For the creation of the cream, the milk and vanilla beans should be brought to a boil in a saucepan, with stirring to prevent the formation of a film on top of the mixture. At the same time, in a separate bowl, the sugar, cornstarch, and salt are whisked together. The eggs should then be added into the same mixture, and whisked together again until the substance is smooth and creamy (which may take up to five minutes). Gradually, and in a single poured stream, the hot milk mixture should be added into the bowl of ingredients. Once they are combined, the substance should then be returned to the saucepan to be boiled while also being whisked. Once the boil has been achieved, the substance should be removed from the heat and whisked for around 30 seconds, until it is thick and pudding-like. The cream should be placed into a bowl and gradually, the butter should be added in. Ideally, it should be cut into smaller parts and added as the substance is quickly whisked. It should then be tightly sealed away after being left to cool for a time, further being left for 30 minutes. At this point, the substance should now be piped into the Éclair shells, before being placed in a cool or cold location.

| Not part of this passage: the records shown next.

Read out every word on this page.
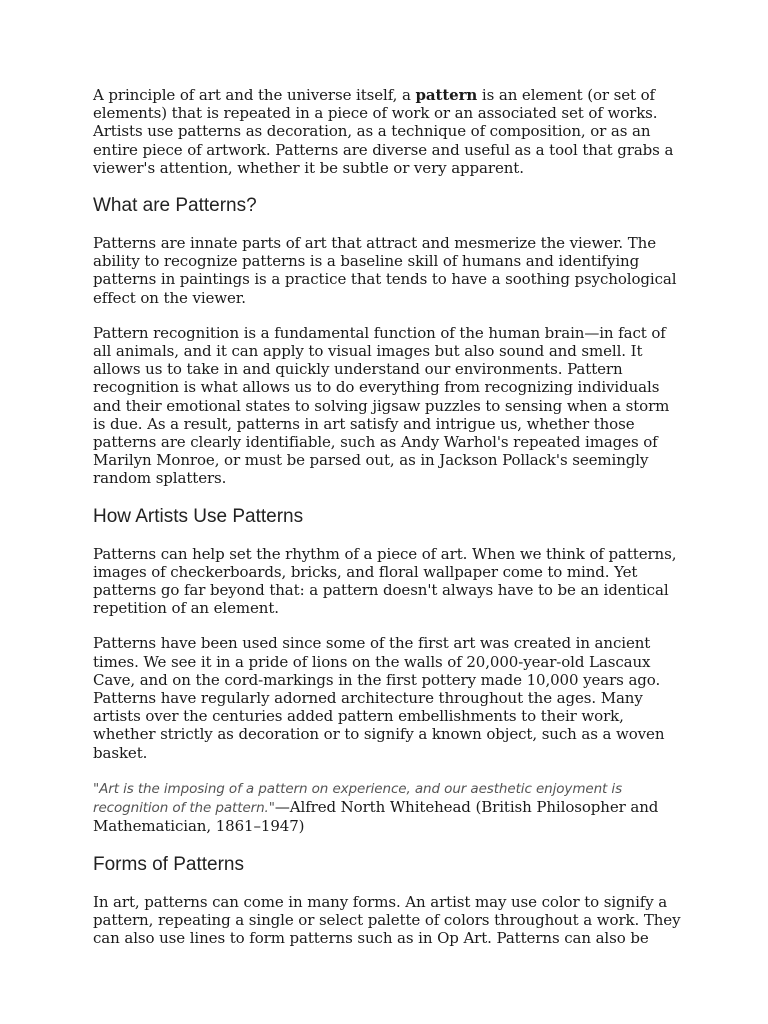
A principle of art and the universe itself, a pattern is an element (or set of elements) that is repeated in a piece of work or an associated set of works. Artists use patterns as decoration, as a technique of composition, or as an entire piece of artwork. Patterns are diverse and useful as a tool that grabs a viewer's attention, whether it be subtle or very apparent.

What are Patterns?

Patterns are innate parts of art that attract and mesmerize the viewer. The ability to recognize patterns is a baseline skill of humans and identifying patterns in paintings is a practice that tends to have a soothing psychological effect on the viewer.

Pattern recognition is a fundamental function of the human brain—in fact of all animals, and it can apply to visual images but also sound and smell. It allows us to take in and quickly understand our environments. Pattern recognition is what allows us to do everything from recognizing individuals and their emotional states to solving jigsaw puzzles to sensing when a storm is due. As a result, patterns in art satisfy and intrigue us, whether those patterns are clearly identifiable, such as Andy Warhol's repeated images of Marilyn Monroe, or must be parsed out, as in Jackson Pollack's seemingly random splatters.

How Artists Use Patterns

Patterns can help set the rhythm of a piece of art. When we think of patterns, images of checkerboards, bricks, and floral wallpaper come to mind. Yet patterns go far beyond that: a pattern doesn't always have to be an identical repetition of an element.

Patterns have been used since some of the first art was created in ancient times. We see it in a pride of lions on the walls of 20,000-year-old Lascaux Cave, and on the cord-markings in the first pottery made 10,000 years ago. Patterns have regularly adorned architecture throughout the ages. Many artists over the centuries added pattern embellishments to their work, whether strictly as decoration or to signify a known object, such as a woven basket.

"Art is the imposing of a pattern on experience, and our aesthetic enjoyment is recognition of the pattern."—Alfred North Whitehead (British Philosopher and Mathematician, 1861–1947)

Forms of Patterns

In art, patterns can come in many forms. An artist may use color to signify a pattern, repeating a single or select palette of colors throughout a work. They can also use lines to form patterns such as in Op Art. Patterns can also be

The final step is the simplest. To create the glaze, the heavy whipping cream must be left to heat until it has begun to simmer. It should then be removed and poured over the chocolate chips in a bowl. The substance should be whisked together, proceeding from the center outward with each motion until smooth. The chocolate glaze can then be placed on the chilled pastry, or the pastry can be dipped into it, with the runoff simply allowed to drip off. The dish is best served the day of, but can be kept intact for a day or two if properly stored.
- Éclairs are oblong pastries with a bakery-brown-white tone to its surface. One end is open, and features the telltale white cream obviously found within, while the top of the pastry is covered in a layer of dark brown chocolate.
- Éclairs have a slightly sweet aroma, but as they are kept cold, not much else is detected.
- Éclairs have a sweet and varied taste, with the cream in the middle often complimenting the chocolate and surrounding choux pastry well.
- Éclairs are often made in limited amounts by bakeries or pastry shops given their complex creation time, and requirement to keep chilled.
- Despite being made by de Mont-Villiers and being called an Éclair, the dessert has very little to do with the Villiers-Eclaire Order, though the knights are fairly good-spirited when the alleged connotation is brought up.